DEGAM präsentiert Mogelpackung erster Güte

Ambulantes Pflichtquartal und Abschlussprüfung im Fach Allgemeinmedizin sollen Wahlfreiheit begrenzen

 

„Das ist alter Wein in neuen Schläuchen“ – so kommentierte Dr. Andreas Botzlar, 2. Vorsitzender des Marburger Bundes, den jüngsten Vorstoß der Deutschen Gesellschaft für Allgemeinmedizin und Familienmedizin (DEGAM) zur Reform des Medizinstudiums. Nach dem vehementen Widerspruch von Medizinstudierenden, Verbänden und Fachgesellschaften rückt DEGAM-Präsident Prof. Dr. Ferdinand Gerlach zwar von der expliziten Forderung nach einem Pflichtquartal Allgemeinmedizin im Praktischen Jahr (PJ) ab, schlägt stattdessen aber ein ambulantes Pflichtquartal in vertragsärztlichen Praxen und eine obligatorische mündlich-praktische Prüfung im Fach Allgemeinmedizin im abschließenden Staatsexamen (M3) vor. „Es gehört schon eine Menge Chuzpe dazu, diese Mogelpackung erster Güte als Kompromiss zu bezeichnen, wie es die DEGAM nun getan hat. Die M3-Prüfung im Fach Allgemeinmedizin soll die Studierenden dazu zwingen, das ambulante Pflichtquartal in einer allgemeinärztlichen Praxis zu absolvieren. Das ist dann nichts anderes als ein neuer Pflichtabschnitt im PJ – nur diesmal durch die Hintertür einer obligatorischen Abschlussprüfung“, sagte Botzlar.

 

Die Idee eines ambulanten Pflichtquartals in Verbindung mit einer Abschlussprüfung im Fach Allgemeinmedizin hatte der DEGAM-Präsident bereits bei der Expertenanhörung zum Masterplan Medizinstudium 2020 im September vergangenen Jahres ins Gespräch gebracht. Wenig später schloss sich auch die Kassenärztliche Bundesvereinigung dieser Forderung an. Enttäuscht zeigte sich der 2. Vorsitzende des Marburger Bundes von der Haltung des Hartmannbundes, der einer Quartalisierung des Praktischen Jahres das Wort rede und eine Aufteilung des PJ in zwei Pflicht- und zwei Wahlquartale befürworte. „Der Marburger Bund lehnt eine Quartalisierung des PJ ab. Die bestehende Tertialstruktur des Praktischen Jahres hat sich bewährt. Die Studierenden erhalten Einblick in zwei wichtige Bereiche der Medizin – Innere Medizin und Chirurgie –, die auch für alle anderen Fachgebiete von großer Bedeutung sind. Das Wahltertial ermöglicht es, eigenen fachlichen Interessen außerhalb der Pflichttertiale nachzugehen und berufliche Entwicklungsmöglichkeiten auszuloten. Eine weitere Aufgliederung des PJ in Quartale würde die Dauer der einzelnen Abschnitte verkürzen und damit zugleich die Zeit zum praktischen Lernen im jeweiligen Fachgebiet reduzieren“, so Botzlar.

 

Klar ist auch, wie die Medizinstudierenden über neue Obligatorien im Medizinstudium denken: Drei Viertel (74%) halten eine stärkere Einbindung der Allgemeinmedizin in das Studium für nicht notwendig, wie jüngst eine Umfrage unter Medizinstudierenden im Marburger Bund ergab (MB-Studi-Barometer 2016).

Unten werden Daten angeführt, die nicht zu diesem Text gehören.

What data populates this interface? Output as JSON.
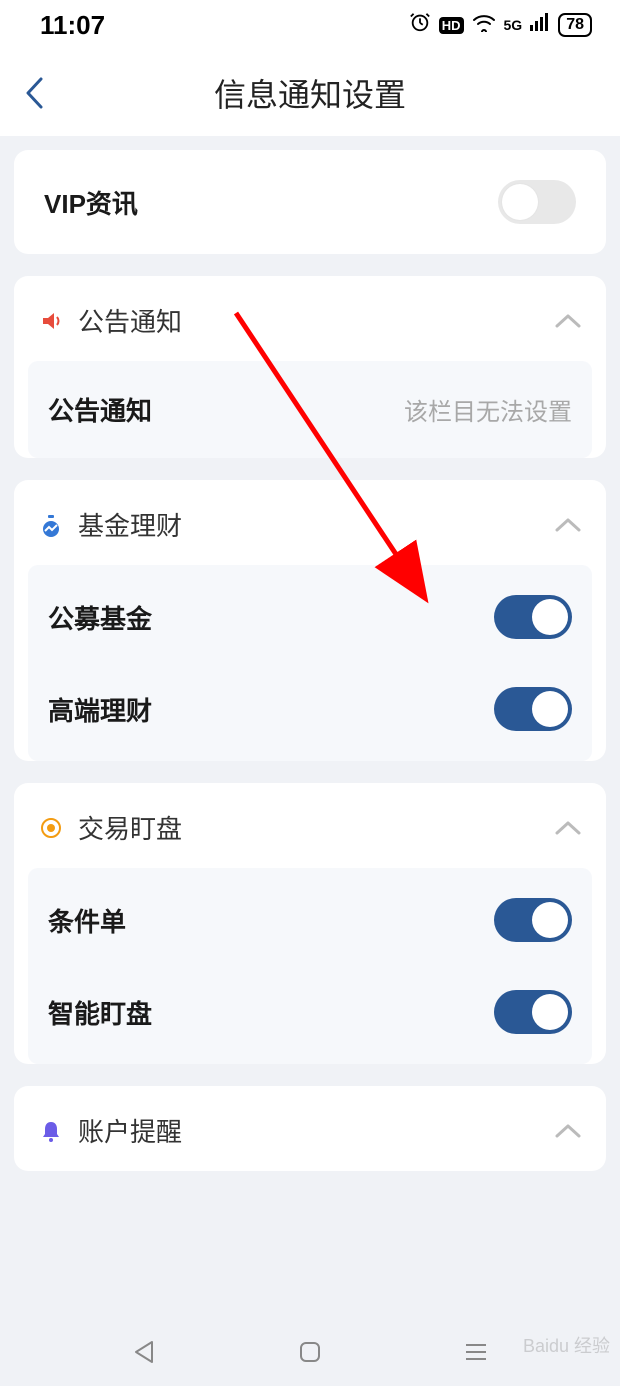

Auf besonders große Ablehnung stößt die Forderung nach einem Pflichtabschnitt Allgemeinmedizin im Praktischen Jahr: 86 Prozent der Medizinstudierenden sind dagegen, nur 14 Prozent sind dafür. Auch der Vorschlag einer obligatorischen Prüfung im Fach Allgemeinmedizin am Ende des Studiums wird von drei Viertel der Medizinstudierenden (75%) verworfen.

 

Gegen die Einführung eines PJ-Pflichtabschnitts in der Allgemeinmedizin und für die Stärkung des Wahlfaches Allgemeinmedizin durch Nutzung freiwilliger Anreizsysteme hat sich in der vergangenen Woche auch der 119. Deutsche Ärztetag in Hamburg ausgesprochen. „Zu einem guten Arzt werden angehende Mediziner durch eine breit gefächerte Ausbildung und nicht durch verpflichtende Abschnitte in der Allgemeinmedizin“, heißt es in der Entschließung des Ärzteparlaments.